Founded during the summer by a group of Hollywood screenwriters and directors, The Union Solidarity Coalition is an organization to financially support the strike and its eBay auction is proving a success, both in terms of uptake and raising awareness of the strike on social media. While the majority of lots are clearly designed to be eye-catching — an exquisite corpse drawing Zoom with Charlie Day and Mary Elizabeth Ellis is currently going for a little over $2,000 — some of them do come with stipulations: Dunham, the creator of Girls, will only apply her artistic talents to a home in New York, Los Angeles or London, while Orange is the New Black star Lyonne will whittle through The New York Times crossword via Zoom and inside 15 minutes. Parks and Recreation star Scott’s dog-walking will last an hour, but will have to be for a Los Angeles-based pet. Stars including Nicole Kidman and Bob Odendirk will have a Zoom chat or come around for dinner as part of the initiative.

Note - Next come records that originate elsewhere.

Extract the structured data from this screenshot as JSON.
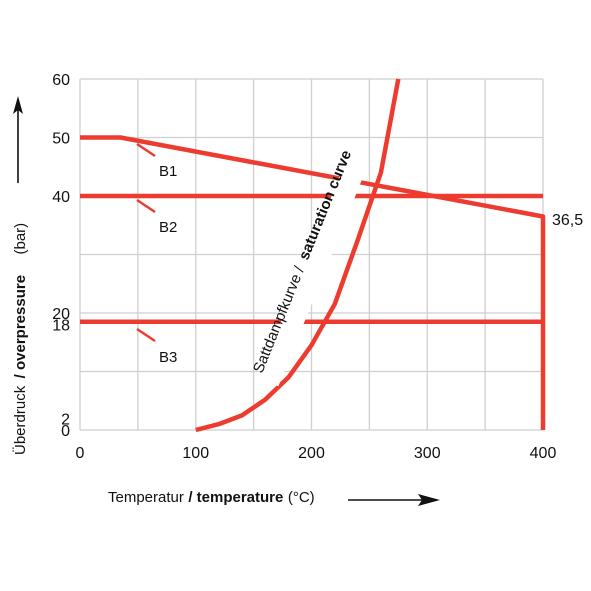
{
  "chart_data": {
    "type": "line",
    "xlabel_normal": "Temperatur",
    "xlabel_bold": "/ temperature",
    "xlabel_unit": "(°C)",
    "ylabel_normal": "Überdruck",
    "ylabel_bold": "/ overpressure",
    "ylabel_unit": "(bar)",
    "x_ticks": [
      "0",
      "100",
      "200",
      "300",
      "400"
    ],
    "y_ticks": [
      {
        "label": "60",
        "value": 60
      },
      {
        "label": "50",
        "value": 50
      },
      {
        "label": "40",
        "value": 40
      },
      {
        "label": "20",
        "value": 20
      },
      {
        "label": "18",
        "value": 18
      },
      {
        "label": "2",
        "value": 2
      },
      {
        "label": "0",
        "value": 0
      }
    ],
    "xlim": [
      0,
      400
    ],
    "ylim": [
      0,
      60
    ],
    "grid": true,
    "series": [
      {
        "name": "B1",
        "points": [
          [
            0,
            50
          ],
          [
            35,
            50
          ],
          [
            400,
            36.5
          ],
          [
            400,
            0
          ]
        ]
      },
      {
        "name": "B2",
        "points": [
          [
            0,
            40
          ],
          [
            400,
            40
          ]
        ]
      },
      {
        "name": "B3",
        "points": [
          [
            0,
            18.5
          ],
          [
            400,
            18.5
          ]
        ]
      },
      {
        "name": "Sattdampfkurve / saturation curve",
        "points": [
          [
            100,
            0
          ],
          [
            120,
            1
          ],
          [
            140,
            2.5
          ],
          [
            160,
            5.2
          ],
          [
            180,
            9
          ],
          [
            200,
            14.5
          ],
          [
            220,
            21.5
          ],
          [
            240,
            32.5
          ],
          [
            260,
            44
          ],
          [
            275,
            60
          ]
        ]
      }
    ],
    "annotations": [
      {
        "text": "36,5",
        "x": 400,
        "y": 36.5
      },
      {
        "text": "B1"
      },
      {
        "text": "B2"
      },
      {
        "text": "B3"
      }
    ],
    "curve_label_normal": "Sattdampfkurve /",
    "curve_label_bold": "saturation curve"
  }
}
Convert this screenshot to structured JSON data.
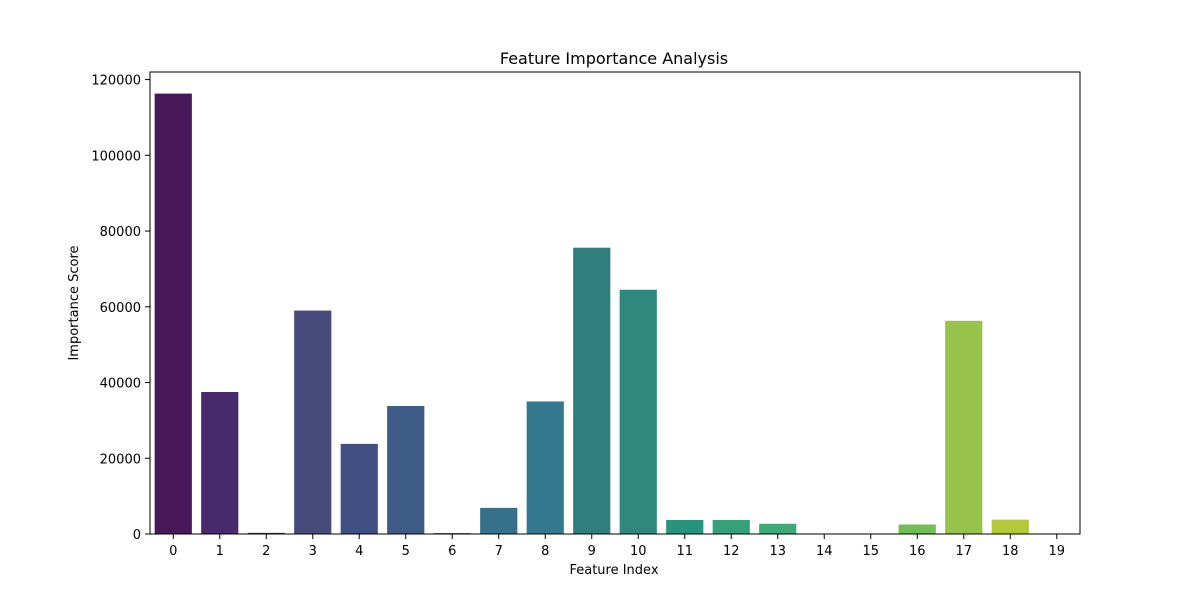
{
  "chart_data": {
    "type": "bar",
    "title": "Feature Importance Analysis",
    "xlabel": "Feature Index",
    "ylabel": "Importance Score",
    "categories": [
      "0",
      "1",
      "2",
      "3",
      "4",
      "5",
      "6",
      "7",
      "8",
      "9",
      "10",
      "11",
      "12",
      "13",
      "14",
      "15",
      "16",
      "17",
      "18",
      "19"
    ],
    "values": [
      116300,
      37500,
      300,
      59000,
      23800,
      33800,
      250,
      6900,
      35000,
      75600,
      64500,
      3700,
      3700,
      2700,
      100,
      100,
      2500,
      56300,
      3800,
      100
    ],
    "ylim": [
      0,
      122000
    ],
    "yticks": [
      0,
      20000,
      40000,
      60000,
      80000,
      100000,
      120000
    ],
    "ytick_labels": [
      "0",
      "20000",
      "40000",
      "60000",
      "80000",
      "100000",
      "120000"
    ],
    "grid": false,
    "colors": [
      "#46185a",
      "#482a6c",
      "#46337e",
      "#474a7a",
      "#414f82",
      "#3e5b88",
      "#3c6a8c",
      "#35718a",
      "#33788c",
      "#2f7f7f",
      "#2e887c",
      "#29947c",
      "#34a17a",
      "#3faa75",
      "#47af70",
      "#55b86c",
      "#71bf52",
      "#98c34a",
      "#b3c93a",
      "#c6d22b"
    ]
  }
}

Other lots are more attainable for the wider film and television fan, with Maggie Gyllenhaal and Sarah Silverman offering 20 questions in 20 minutes online for $2,025 and $1,975 respectively at the current bidding. There is also memorabilia, such an original apron from The Bear, signed by the show’s star Jeremy Allen White ($2,225), a fedora owned and signed by Tom Waits ($6,720) or the original Lost Boys screenplay signed by Kiefer Sutherland, Jason Patric and Alex Winter ($1,775).
“TUSC as an organization has two missions,” writer, director and producer Susanna Fogel told the Hollywood Reporter. “The first is fundraising to directly help crew who are suffering; the second is community-building events that can help give us that family feeling we experience on set when we’re working together. This auction is an encapsulation of both: It’s a way to raise money, but it’s also a way to demonstrate that we take care of each other.”
The auction soon attracted attention on social media, generating a series of copycat memes in which, for example, the director of Blue Velvet, Mulholland Drive and Twin Peaks, David Lynch, will help you varnish a cabinet for $10,000. Other users joked about paying $10,000 so that Toni Colette will scream at you non-stop during dinner or having Danny DeVito legally become your father for just over $2,000.
“We did not anticipate this,” said Fogel. “You can never predict what will go viral or catch fire online, but seeing the memes that have been generated is endlessly entertaining and so encouraging. It’s also so insane and wild. Hopefully, that translates into money raised, but it’s also just kind of giving us a nice boost of adrenaline.”